The SEC explains in its fact sheet that a new level of transparency is needed for securities lending operations.
“Parties to securities lending transactions are not currently required to report the material terms of those transactions. The lack of public information and data gaps create inefficiencies in the securities lending market and make it difficult for borrowers and lenders to ascertain — and to know whether the terms of their loans are consistent with — market conditions,” according to the SEC.
“Rule 10c-1a will provide market participants with access to pricing and other material information regarding securities lending transactions in a timely manner. Further, the rule will provide regulators with information for their market oversight functions,” the SEC adds.
By the way, the current and only RNSA for the securities lending data is the Financial Industry Regulatory Authority (FINRA), notes the SEC.
“Rule 10c-1a will require any “covered person” who agrees to a ‘covered securities loan’ to provide specified information to an RNSA. A covered person refers to (1) any person that agrees to a covered securities loan on behalf of the lender (intermediary) other than a clearing agency when providing only the functions of a central counterparty or a central securities depository, (2) any person that agrees to a covered securities loan as the lender when an intermediary is not used, or (3) the broker or dealer when borrowing fully paid or excess margin securities,” according to the SEC.
For further clarification, the SEC defines a covered securities loan as “a transaction in which one person — either on that person’s own behalf or on behalf of one or more other persons — lends a ‘reportable security’ to another person, with exclusions for (1) positions at a registered clearing agency that result from central counterparty services or central depository services, and (2) the use of margin securities by a broker or dealer unless such broker or dealer lends such securities to another person. A reportable security is a security for which information is already reported or required to be reported to existing reporting regimes.”
The SEC’s Rule 10c-1a also requires covered persons to provide certain terms of the covered securities loans to an RNSA, which will make the information public, such as:
- The legal name of the issuer of the securities to be borrowed;
- The ticker symbol of those securities;
- Time and date of the covered securities loan;
- Name of the platform or venue, if one is used;
- Amount of reportable securities loaned;
- Rates, fees, charges, and rebates for the loan;
- Type of collateral provided for the covered securities loan and the percentage of the collateral to the value of the reportable securities loaned;
- The termination date of the covered securities loan; and
- Borrower types such as broker, dealer, bank, customer, bank, clearing agency, and custodian.
Firms will have to provide other loan terms to the RNSA but this information will not be made public:
- The legal names of the parties to the loan;
- When the lender is a broker-dealer, whether the security loaned to its customer is loaned from the broker-dealer’s inventory; and
- Whether the loan will be used to close out a fail to deliver pursuant to Rule 204 of Regulation SHO or whether the loan is being used to close out a fail to deliver outside of Regulation SHO.

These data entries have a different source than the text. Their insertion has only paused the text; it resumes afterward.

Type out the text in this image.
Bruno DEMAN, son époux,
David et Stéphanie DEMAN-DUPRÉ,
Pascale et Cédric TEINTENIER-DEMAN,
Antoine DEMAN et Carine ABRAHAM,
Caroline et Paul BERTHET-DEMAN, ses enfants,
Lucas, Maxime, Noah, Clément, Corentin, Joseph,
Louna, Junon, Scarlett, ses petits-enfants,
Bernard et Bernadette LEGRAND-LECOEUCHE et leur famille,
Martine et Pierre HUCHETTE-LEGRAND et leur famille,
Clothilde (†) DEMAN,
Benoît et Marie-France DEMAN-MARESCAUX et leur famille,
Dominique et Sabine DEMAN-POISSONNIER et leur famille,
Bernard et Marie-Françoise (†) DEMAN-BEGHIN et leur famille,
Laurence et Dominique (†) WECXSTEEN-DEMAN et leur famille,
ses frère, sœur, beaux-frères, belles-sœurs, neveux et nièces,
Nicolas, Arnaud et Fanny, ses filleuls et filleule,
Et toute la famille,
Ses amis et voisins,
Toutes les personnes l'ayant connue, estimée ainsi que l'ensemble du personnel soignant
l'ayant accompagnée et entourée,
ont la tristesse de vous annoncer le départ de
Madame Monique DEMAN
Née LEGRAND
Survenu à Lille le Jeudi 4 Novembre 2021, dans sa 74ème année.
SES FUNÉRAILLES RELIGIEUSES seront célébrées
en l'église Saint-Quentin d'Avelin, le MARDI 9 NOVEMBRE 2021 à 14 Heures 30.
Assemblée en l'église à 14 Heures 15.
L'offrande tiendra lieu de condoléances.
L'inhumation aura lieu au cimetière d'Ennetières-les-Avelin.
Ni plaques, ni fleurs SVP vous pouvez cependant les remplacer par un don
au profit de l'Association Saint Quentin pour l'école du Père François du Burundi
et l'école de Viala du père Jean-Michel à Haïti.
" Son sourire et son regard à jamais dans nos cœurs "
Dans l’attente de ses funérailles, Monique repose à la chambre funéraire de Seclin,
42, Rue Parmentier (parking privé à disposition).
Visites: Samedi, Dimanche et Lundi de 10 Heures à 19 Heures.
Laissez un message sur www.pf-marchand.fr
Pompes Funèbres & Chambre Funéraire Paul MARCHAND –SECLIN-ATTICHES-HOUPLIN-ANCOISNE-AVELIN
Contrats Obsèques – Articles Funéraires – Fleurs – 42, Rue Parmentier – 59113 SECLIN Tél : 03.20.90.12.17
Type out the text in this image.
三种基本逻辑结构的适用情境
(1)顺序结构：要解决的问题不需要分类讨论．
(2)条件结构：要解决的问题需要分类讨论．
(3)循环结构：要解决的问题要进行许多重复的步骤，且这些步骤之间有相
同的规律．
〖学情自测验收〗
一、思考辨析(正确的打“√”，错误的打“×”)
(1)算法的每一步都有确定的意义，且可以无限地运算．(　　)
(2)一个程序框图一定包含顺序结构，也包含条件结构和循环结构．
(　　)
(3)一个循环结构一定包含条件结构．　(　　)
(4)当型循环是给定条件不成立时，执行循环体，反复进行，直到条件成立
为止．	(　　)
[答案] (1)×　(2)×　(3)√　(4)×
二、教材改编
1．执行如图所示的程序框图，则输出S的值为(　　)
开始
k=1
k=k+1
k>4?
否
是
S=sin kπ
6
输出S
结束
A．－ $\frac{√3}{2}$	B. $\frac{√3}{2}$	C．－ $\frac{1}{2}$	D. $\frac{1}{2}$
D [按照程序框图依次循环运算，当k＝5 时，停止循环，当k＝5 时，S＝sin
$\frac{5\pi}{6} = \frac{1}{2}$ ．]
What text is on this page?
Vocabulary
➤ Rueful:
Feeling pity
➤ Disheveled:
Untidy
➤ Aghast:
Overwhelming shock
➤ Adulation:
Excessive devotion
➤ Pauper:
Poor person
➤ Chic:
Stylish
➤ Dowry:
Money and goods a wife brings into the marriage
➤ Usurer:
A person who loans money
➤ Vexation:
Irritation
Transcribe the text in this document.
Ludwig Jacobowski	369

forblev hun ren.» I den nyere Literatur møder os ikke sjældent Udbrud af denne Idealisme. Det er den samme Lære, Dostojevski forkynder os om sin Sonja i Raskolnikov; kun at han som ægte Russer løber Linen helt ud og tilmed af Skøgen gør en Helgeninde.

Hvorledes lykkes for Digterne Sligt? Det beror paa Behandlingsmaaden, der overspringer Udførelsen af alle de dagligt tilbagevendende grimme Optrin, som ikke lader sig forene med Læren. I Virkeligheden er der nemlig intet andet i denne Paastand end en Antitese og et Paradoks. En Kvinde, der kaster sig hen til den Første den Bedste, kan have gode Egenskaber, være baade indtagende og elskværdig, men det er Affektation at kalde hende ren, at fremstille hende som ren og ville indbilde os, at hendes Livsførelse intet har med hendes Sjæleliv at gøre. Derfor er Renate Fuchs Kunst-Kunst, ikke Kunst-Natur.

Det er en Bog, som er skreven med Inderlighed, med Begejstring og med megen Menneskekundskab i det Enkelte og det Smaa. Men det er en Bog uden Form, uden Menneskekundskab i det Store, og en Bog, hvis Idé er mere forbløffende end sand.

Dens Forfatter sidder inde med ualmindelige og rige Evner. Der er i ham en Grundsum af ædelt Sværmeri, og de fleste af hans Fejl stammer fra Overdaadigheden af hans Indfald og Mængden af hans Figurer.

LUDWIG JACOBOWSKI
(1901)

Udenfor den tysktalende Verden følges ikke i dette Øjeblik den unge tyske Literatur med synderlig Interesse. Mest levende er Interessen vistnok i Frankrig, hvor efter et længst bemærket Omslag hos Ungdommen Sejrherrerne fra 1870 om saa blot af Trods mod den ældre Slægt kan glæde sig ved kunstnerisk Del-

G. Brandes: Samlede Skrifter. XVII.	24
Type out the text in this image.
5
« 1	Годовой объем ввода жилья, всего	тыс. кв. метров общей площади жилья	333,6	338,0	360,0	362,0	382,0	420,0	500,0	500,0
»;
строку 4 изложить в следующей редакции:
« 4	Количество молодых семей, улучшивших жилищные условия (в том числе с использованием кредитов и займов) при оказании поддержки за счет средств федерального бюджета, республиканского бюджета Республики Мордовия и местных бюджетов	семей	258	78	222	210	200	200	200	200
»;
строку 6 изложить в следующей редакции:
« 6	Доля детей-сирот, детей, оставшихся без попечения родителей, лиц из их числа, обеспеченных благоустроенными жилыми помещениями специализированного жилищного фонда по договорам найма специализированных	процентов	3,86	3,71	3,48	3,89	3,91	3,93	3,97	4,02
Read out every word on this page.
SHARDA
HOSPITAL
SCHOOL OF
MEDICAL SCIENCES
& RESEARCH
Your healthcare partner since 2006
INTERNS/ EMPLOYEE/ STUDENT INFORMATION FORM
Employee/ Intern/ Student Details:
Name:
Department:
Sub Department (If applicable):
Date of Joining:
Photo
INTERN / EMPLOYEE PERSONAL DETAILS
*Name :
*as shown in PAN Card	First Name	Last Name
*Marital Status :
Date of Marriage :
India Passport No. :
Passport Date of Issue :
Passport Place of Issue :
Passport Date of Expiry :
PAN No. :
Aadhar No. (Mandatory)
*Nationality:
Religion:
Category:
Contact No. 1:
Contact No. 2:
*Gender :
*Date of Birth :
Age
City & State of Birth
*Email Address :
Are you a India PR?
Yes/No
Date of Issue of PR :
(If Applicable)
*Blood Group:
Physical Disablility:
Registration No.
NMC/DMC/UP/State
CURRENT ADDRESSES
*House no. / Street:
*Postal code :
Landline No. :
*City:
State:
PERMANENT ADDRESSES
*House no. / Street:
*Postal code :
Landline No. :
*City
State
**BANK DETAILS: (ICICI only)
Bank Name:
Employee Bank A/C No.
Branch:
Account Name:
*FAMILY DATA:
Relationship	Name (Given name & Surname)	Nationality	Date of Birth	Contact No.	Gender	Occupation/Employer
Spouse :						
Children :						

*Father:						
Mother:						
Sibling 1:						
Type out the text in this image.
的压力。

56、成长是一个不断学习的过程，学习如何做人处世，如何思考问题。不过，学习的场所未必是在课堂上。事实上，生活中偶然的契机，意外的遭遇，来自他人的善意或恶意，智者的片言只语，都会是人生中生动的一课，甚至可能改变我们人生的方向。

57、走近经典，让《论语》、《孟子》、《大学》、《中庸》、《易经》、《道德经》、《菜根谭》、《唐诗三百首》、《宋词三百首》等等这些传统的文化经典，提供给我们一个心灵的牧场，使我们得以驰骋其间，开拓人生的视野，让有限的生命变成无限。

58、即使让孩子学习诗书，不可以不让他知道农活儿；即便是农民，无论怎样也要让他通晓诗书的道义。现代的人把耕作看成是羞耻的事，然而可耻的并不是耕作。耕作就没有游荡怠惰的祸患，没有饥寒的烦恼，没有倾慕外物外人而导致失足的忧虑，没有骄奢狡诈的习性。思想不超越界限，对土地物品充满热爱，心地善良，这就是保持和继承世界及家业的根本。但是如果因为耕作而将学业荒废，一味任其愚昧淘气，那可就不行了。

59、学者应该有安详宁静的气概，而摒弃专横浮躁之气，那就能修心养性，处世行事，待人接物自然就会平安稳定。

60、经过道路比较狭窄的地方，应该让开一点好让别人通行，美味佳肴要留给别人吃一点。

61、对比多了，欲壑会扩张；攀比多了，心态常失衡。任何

There is another crucial step: “to track the securities lending transaction, Rule 10c-1a will require an RNSA to assign each loan a unique identifier,” the SEC says.
Overall, Rule 10c-1a wants a covered person to give information to an RNSA “by the end of the day that the loan is effected or modified and that an RNSA makes certain information public not later than the morning of the next business day,” the SEC stipulates. “However, the publication of the amount of an individual loan will be published on a delayed basis. An RNSA will publish information pertaining to aggregate transaction activity and distribution of loan rates for each security.”
In his prepared statement, SEC Chair Gary Gensler referred to some of the history behind the new push for transparency.
“Securities lending played a role in the 2008 financial crisis, and, currently, the securities lending market is opaque,” Gensler says. The Dodd-Frank Act mandated more transparency for the securities lending market, and the new transparency is intended to spur more competition and fair, orderly, and efficient markets, he adds.
The new transparency combined with the complications that come with the trading day plus one day (T+1) shorter settlement is also likely to mean that there will be lots more to come in this space, and we will be happy to cover it.